Once stuck squarely in the middle of junior high, eighth grade has taken on new importance as the end of the modern middle-school experience, which begins in sixth grade for most students, educators say. It is the gateway to the super-charged, high-school experience.
"They are jumping off to another world," said Bob Wise, former governor of West Virginia and president of the nonprofit Alliance for Excellence Education. "And that's the world of heavy content courses, where if you don't have the fundamentals down, you are in great peril."

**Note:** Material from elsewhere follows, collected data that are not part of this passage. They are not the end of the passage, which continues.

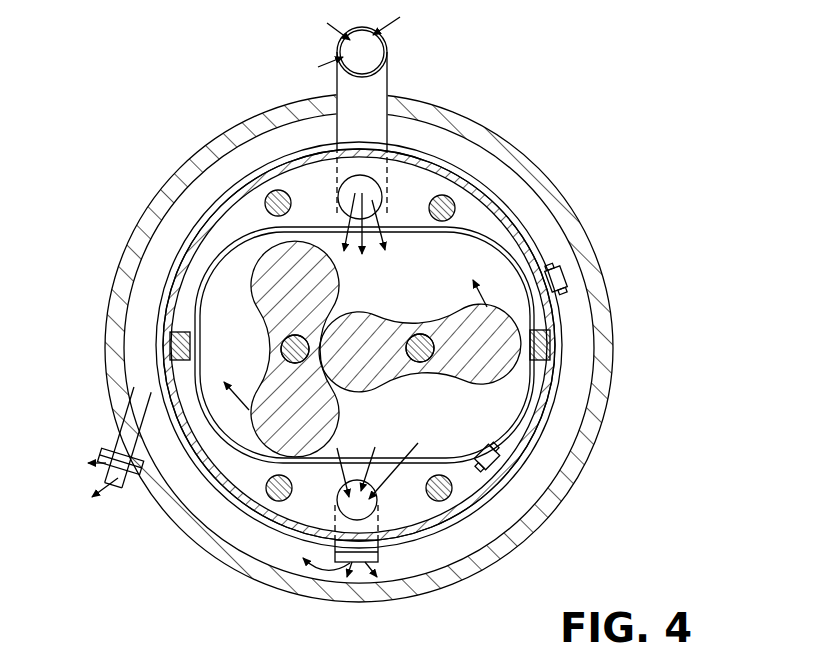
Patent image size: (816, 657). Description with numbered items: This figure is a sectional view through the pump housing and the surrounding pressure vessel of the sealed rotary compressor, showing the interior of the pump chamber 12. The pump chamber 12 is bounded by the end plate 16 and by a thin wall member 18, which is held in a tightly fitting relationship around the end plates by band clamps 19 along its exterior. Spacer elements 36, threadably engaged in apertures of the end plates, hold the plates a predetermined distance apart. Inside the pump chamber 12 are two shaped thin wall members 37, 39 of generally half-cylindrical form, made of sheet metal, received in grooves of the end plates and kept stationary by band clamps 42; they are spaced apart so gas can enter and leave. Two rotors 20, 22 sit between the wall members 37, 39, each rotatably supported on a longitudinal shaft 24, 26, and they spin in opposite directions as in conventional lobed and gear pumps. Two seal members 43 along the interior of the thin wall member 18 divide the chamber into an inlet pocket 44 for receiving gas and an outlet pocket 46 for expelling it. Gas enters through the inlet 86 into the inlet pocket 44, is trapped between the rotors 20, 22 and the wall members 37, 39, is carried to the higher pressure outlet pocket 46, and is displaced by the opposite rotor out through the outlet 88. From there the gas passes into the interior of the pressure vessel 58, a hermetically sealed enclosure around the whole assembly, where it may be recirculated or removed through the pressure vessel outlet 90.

The pump chamber 12 is at (228, 237).
The second end plate 16 is at (537, 217).
The thin wall member 18 is at (482, 190).
The band clamps 19 is at (570, 280).
The rotor 20 is at (463, 383).
The rotor 22 is at (327, 431).
The shaft 24 is at (410, 330).
The shaft 26 is at (281, 347).
The spacer element 36 is at (266, 196).
The shaped thin wall member 37 is at (480, 245).
The shaped thin wall member 39 is at (180, 277).
The band clamps 42 is at (500, 455).
The seal members 43 is at (170, 345).
The inlet pocket 44 is at (320, 198).
The outlet pocket 46 is at (327, 503).
The pressure vessel 58 is at (311, 598).
The inlet 86 is at (375, 52).
The outlet 88 is at (380, 560).
The pressure vessel outlet 90 is at (102, 433).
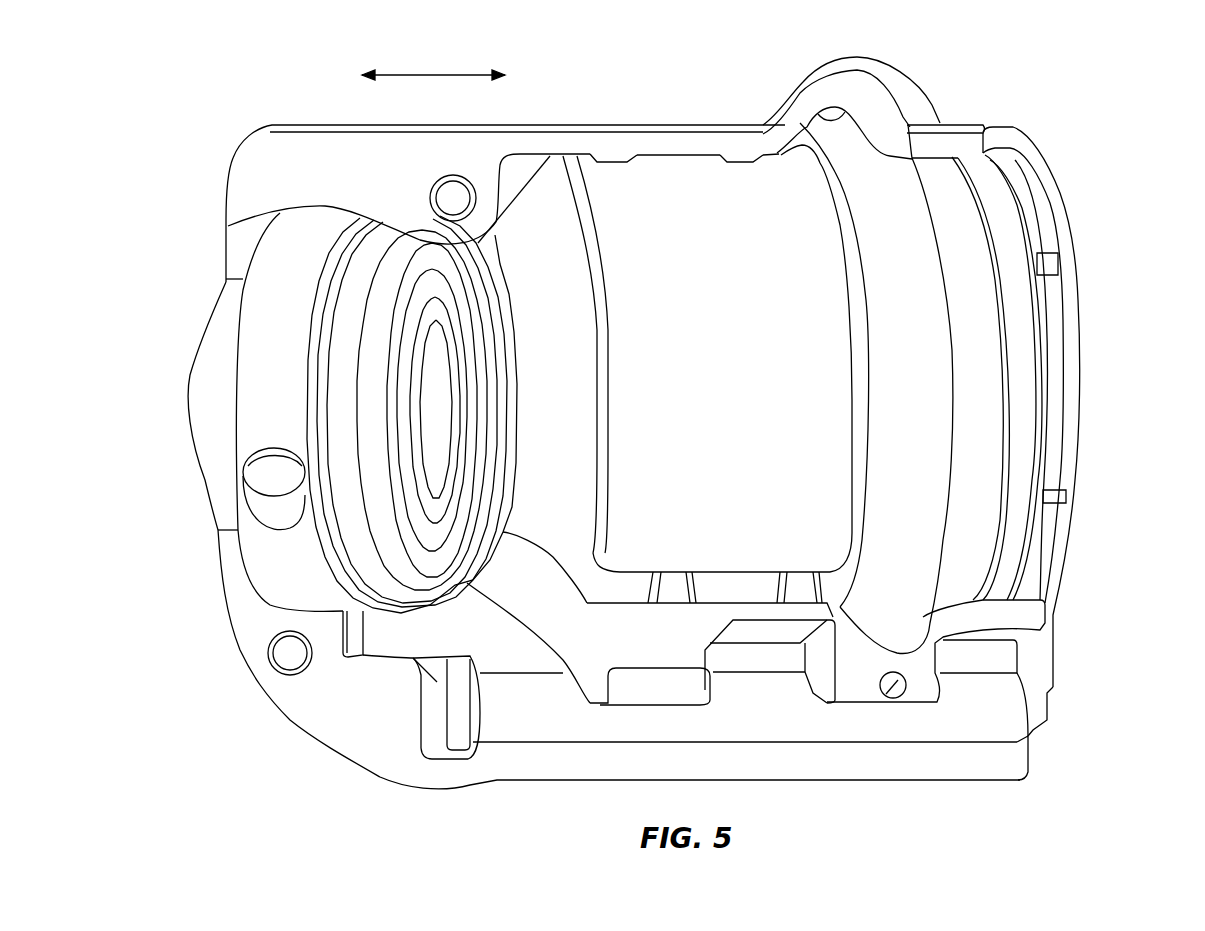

Confident, often rambunctious and brutally honest, eighth-graders present adults with a jumble of appearances. They want to be challenged, said teacher Jennet Ballinger of Dubois Middle School in Dubois, Wyo., and they "have a desire to make a difference." One-on-one, they can be sensitive and kind; when they are "in a pack," she said, they can be mean. They can be delightful and difficult.
"This is such a great age," said James Albright, Langston Hughes's middle school program coordinator. "They are still cheerful enough that it is a pleasure to be in the classroom with them. They are not jaded. But they are ready to have serious conversations."
For many students, eighth grade is a year of contradictions.